I have a question about how to attack a particular...
# ask-community
I have a question about how to attack a particular problem with Dagster, forgive me for being new to Dagster. We have a 3rd party service with a Python API that occasionally produces a “data event” from a physical real-world sensor (essentially it produces a Python dict). This service allows us to pass it a callback function that will receive that “data event.” You pass it the callback function, and it returns a Python futures object which you basically just monitor for errors. When a “data event” happens, the service runs the callback function in a separate thread. Completely without Dagster, we’ve wired the callback function to receive the dict of info and then write it out to a JSON file, and then also insert that data into a database, and then other computations are done downstream of this data appearing. However, the “appearance” of this “data event” is conceptually the start of a DAG, and it seems to me that we should be able to orchestrate something such that the callback function could generate some Dagster happening that would allow that dict of data to pass into Dagster directly and then use Dagster paradigms to handle that data (write the JSON, insert to the DB, etc.) and the resulting DAG operations. We just can’t figure out what set of Dagster concepts to wire together to make this happen. The closest we’ve gotten is to have the callback function write JSON to a directory (all outside of Dagster), and then have a Dagster sensor watch the directory for new JSON files, but that seems clunky. Is there a better way to do that?
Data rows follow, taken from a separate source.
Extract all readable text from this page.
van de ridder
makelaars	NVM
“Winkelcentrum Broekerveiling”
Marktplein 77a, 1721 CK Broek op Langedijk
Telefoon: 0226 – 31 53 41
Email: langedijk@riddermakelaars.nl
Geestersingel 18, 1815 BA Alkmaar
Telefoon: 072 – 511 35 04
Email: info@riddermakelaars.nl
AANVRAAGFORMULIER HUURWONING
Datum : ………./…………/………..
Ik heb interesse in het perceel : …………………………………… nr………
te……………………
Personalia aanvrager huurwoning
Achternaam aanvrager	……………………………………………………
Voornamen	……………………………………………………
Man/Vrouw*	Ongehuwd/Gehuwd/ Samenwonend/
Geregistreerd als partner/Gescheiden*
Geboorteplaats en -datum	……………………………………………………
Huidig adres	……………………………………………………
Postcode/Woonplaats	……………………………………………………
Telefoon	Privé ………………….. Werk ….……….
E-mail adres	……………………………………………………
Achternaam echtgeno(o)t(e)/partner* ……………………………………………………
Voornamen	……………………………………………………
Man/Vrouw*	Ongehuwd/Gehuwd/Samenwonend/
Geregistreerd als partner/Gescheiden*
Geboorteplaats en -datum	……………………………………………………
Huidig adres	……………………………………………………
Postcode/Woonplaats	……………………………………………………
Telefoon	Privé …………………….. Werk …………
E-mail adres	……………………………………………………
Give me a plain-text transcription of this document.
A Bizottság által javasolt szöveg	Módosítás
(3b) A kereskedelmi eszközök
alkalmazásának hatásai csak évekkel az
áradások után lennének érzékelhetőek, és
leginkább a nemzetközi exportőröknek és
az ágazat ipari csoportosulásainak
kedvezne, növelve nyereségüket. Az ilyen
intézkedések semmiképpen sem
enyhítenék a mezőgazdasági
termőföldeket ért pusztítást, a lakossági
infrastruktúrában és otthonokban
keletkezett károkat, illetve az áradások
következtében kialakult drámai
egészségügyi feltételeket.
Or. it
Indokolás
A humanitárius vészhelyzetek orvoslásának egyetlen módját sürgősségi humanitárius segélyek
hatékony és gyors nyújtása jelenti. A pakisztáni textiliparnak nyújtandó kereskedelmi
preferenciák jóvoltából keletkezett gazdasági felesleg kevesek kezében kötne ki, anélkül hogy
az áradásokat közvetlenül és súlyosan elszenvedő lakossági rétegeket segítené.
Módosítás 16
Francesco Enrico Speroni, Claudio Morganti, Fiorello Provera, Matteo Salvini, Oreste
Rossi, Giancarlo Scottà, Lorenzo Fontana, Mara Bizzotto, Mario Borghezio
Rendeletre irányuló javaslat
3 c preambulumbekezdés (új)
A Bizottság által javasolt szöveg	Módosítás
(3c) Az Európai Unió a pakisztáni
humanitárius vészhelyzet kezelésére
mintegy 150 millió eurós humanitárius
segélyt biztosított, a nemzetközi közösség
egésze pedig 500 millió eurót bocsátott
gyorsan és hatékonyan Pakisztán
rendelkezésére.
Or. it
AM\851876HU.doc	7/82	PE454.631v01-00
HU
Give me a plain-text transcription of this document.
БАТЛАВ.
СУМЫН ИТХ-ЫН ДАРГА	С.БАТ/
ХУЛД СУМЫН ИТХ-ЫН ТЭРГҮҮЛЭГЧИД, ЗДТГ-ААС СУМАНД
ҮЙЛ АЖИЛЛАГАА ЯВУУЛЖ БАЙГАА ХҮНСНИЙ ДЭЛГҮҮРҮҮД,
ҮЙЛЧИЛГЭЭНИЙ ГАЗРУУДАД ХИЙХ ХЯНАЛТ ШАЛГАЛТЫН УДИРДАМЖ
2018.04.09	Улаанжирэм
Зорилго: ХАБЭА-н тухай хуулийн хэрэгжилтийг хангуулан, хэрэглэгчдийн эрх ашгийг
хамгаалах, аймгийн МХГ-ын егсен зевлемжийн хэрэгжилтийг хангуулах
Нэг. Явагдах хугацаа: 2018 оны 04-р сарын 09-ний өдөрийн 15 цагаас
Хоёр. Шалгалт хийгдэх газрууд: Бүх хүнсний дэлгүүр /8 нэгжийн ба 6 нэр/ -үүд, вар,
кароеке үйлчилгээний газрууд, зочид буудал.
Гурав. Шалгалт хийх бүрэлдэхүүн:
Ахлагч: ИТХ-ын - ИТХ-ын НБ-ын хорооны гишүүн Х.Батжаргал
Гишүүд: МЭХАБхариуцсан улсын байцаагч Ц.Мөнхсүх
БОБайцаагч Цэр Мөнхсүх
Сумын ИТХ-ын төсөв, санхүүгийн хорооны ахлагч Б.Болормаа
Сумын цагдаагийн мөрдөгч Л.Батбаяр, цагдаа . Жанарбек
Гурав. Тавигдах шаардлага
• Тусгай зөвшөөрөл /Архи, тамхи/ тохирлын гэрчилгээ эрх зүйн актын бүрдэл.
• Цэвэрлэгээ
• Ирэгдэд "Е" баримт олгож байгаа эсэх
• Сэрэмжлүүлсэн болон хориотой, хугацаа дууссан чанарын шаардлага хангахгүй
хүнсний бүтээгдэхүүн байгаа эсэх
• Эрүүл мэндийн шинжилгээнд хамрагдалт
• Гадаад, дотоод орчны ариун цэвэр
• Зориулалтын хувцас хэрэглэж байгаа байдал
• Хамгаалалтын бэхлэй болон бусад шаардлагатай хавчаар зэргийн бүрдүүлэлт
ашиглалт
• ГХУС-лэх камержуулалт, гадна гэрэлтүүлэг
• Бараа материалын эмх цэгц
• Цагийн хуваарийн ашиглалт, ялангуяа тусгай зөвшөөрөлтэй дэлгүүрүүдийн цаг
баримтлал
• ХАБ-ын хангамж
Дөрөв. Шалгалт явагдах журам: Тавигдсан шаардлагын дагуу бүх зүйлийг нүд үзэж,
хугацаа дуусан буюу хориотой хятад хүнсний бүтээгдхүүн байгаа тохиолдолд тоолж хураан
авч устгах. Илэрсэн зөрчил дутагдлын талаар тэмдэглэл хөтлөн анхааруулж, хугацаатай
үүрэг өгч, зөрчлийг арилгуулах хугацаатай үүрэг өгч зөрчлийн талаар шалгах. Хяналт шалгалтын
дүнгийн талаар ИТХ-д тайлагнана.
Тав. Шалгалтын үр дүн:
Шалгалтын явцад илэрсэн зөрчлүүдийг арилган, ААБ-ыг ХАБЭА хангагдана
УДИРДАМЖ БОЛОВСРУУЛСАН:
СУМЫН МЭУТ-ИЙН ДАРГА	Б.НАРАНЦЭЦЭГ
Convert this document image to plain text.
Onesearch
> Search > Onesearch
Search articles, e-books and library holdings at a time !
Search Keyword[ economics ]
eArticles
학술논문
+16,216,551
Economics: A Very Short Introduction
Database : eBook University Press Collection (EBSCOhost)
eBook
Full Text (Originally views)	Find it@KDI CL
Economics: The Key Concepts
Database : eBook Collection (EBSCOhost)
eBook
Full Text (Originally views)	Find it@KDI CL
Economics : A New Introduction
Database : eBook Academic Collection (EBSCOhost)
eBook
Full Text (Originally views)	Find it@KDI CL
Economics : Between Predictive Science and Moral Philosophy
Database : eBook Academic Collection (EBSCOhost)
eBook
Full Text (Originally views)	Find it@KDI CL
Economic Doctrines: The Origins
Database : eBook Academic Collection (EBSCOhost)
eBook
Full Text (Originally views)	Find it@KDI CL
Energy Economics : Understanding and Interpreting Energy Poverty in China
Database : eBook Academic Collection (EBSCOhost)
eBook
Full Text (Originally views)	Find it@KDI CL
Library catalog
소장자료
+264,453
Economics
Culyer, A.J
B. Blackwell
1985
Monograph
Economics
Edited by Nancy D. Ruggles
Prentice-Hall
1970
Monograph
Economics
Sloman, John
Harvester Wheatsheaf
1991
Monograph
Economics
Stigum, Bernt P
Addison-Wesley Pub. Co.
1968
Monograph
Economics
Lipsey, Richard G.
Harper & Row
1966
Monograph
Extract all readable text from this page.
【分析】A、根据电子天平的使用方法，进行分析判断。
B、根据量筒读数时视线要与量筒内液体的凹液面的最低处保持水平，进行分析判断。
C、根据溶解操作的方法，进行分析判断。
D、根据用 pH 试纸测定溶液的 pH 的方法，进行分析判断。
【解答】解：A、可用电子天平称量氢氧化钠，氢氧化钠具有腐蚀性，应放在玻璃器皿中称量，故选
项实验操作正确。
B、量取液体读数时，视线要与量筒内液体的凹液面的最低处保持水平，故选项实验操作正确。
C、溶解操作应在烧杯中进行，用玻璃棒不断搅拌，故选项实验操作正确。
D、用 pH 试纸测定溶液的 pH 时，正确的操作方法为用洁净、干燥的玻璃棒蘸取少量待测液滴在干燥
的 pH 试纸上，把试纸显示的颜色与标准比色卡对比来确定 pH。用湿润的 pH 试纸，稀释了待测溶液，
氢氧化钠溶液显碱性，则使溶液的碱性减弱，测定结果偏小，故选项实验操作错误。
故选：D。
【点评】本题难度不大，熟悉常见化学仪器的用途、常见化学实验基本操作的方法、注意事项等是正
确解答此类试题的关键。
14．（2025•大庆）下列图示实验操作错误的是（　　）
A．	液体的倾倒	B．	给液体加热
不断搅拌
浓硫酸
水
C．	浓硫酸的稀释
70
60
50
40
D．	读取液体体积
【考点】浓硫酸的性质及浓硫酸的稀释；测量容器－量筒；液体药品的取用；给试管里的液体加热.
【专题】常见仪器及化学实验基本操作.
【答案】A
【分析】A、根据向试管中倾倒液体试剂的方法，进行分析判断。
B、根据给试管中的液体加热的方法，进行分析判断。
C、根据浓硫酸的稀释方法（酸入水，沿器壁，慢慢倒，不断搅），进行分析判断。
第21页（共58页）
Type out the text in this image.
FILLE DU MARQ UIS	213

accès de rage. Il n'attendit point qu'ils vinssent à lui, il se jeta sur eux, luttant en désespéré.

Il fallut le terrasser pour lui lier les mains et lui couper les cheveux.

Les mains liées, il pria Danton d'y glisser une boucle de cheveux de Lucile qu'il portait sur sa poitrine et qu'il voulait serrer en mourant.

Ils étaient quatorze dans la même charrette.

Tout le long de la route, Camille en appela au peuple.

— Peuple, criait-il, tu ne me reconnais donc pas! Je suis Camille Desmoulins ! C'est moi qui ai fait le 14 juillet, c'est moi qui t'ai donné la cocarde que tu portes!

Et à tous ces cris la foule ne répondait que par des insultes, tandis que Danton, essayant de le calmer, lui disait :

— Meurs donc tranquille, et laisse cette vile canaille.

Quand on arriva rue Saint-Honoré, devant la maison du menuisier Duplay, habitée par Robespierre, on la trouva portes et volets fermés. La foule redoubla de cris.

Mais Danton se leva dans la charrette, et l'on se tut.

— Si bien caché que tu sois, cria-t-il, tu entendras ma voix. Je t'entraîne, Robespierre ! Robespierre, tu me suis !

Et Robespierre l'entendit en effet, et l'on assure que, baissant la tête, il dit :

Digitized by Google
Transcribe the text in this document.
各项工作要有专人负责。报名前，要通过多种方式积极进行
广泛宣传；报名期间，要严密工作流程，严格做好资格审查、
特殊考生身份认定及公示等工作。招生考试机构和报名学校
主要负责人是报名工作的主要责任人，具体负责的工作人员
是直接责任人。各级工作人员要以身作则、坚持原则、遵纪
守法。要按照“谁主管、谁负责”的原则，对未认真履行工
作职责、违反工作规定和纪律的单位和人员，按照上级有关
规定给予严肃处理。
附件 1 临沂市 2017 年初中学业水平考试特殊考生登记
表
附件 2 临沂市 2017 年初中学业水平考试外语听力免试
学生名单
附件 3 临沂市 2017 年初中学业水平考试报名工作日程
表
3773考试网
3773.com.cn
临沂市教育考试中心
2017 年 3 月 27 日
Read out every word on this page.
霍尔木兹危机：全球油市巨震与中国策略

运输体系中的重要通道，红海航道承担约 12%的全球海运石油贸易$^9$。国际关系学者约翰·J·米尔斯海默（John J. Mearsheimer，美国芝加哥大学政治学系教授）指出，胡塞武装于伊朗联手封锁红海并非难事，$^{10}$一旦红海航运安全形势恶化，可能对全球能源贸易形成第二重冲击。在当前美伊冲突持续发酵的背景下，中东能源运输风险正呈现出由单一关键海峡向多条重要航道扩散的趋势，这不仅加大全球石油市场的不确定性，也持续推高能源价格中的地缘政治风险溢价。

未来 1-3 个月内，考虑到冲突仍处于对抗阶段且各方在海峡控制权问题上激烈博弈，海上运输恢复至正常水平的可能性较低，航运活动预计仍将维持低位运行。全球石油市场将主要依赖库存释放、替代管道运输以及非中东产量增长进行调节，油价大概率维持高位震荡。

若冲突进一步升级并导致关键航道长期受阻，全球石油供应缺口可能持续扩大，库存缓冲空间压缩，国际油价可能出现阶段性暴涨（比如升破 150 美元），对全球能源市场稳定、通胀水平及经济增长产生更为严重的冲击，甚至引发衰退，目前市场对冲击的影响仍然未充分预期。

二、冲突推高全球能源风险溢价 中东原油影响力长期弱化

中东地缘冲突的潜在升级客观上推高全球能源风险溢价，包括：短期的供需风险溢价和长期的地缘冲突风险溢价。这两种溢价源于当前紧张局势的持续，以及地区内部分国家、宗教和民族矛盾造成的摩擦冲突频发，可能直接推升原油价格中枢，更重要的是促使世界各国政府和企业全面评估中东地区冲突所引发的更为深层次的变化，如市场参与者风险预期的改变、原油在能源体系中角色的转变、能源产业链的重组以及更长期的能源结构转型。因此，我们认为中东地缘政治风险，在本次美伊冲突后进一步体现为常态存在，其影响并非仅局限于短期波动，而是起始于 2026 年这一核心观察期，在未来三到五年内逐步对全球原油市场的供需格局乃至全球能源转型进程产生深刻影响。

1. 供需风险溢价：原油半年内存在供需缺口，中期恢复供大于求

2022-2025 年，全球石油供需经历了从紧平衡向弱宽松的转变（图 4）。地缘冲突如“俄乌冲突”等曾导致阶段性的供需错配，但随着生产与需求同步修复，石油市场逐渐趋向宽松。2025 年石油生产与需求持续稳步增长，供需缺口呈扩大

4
the approach you outlined at the end there would certainly work. You could also just trigger the execution directly from the callback though, I'm imagining that the dagster job just takes in a path to the json as config, and the callback function sends a request for execution via gql or something w config specifying the path to the json file
So the Dagster
paradigm works just fine for monitoring a directory for new JSON files, but I was wondering if I could avoid writing a JSON file first, and have the callback function itself do something “within” the Dagster paradigm rather than writing out to disk first and having to watch the disk. How to trigger some Dagster thing from within the callback is what I’m struggling with. Could the callback function be a Dagster-decorated thing (seems like it can’t be, because the 3rd-party thing won’t pass it the right arguments)? Can the callback function emit some kind of Dagster event with the dict of data that Dagster can then treat like an op output somehow? And then Dagster could be the thing that writes out the JSON or inserts to the database and does whatever.
it depends on how large that dict of data is, but if it's not huge you could literally just pass it as run config
Are you saying that following the Python example at https://docs.dagster.io/concepts/configuration/config-schema#python you’d write
which is a Dagster-decorated op, and then craft a callback function that basically runs
and passes the “data dict” to the
argument, and then hand that callback function to the 3rd party service to run whenever it gets a “data event” and that would then trigger a Dagster cascade of jobs (which sounds like what I want)? Sorry for being so verbose, but I’m still wrapping my head around how Dagster works.
it really depends on how intense your computation is, but that could work. I'd imagine you don't actually want to run the job within your callback, because who knows what those memory constraints are
instead of actually running the job in the same thread as the callback, I'm suggesting using something like the python graphql client to submit a run
but yes, https://docs.dagster.io/concepts/configuration/config-schema#python is along the lines of what i'm thinking for job structure
Yeah, I really want to just get the dict of data, and get out of the callback (and its thread of computation) as quickly as possible, and then be in Dagster-land and do computations and such. The data is not particularly complex, nor is the computation, the goal is to get the data into Dagster-land as cleanly as possible, and then take advantage of all of the great Dagster paradigms to store the data on disk and in a database, and then kick off subsequent computations based on this physical real-world sensor data and have Dagster act as our Orchestrator for managing the data coming from this physical real-world sensor. Thanks, looks like I have some reading to do on graphql.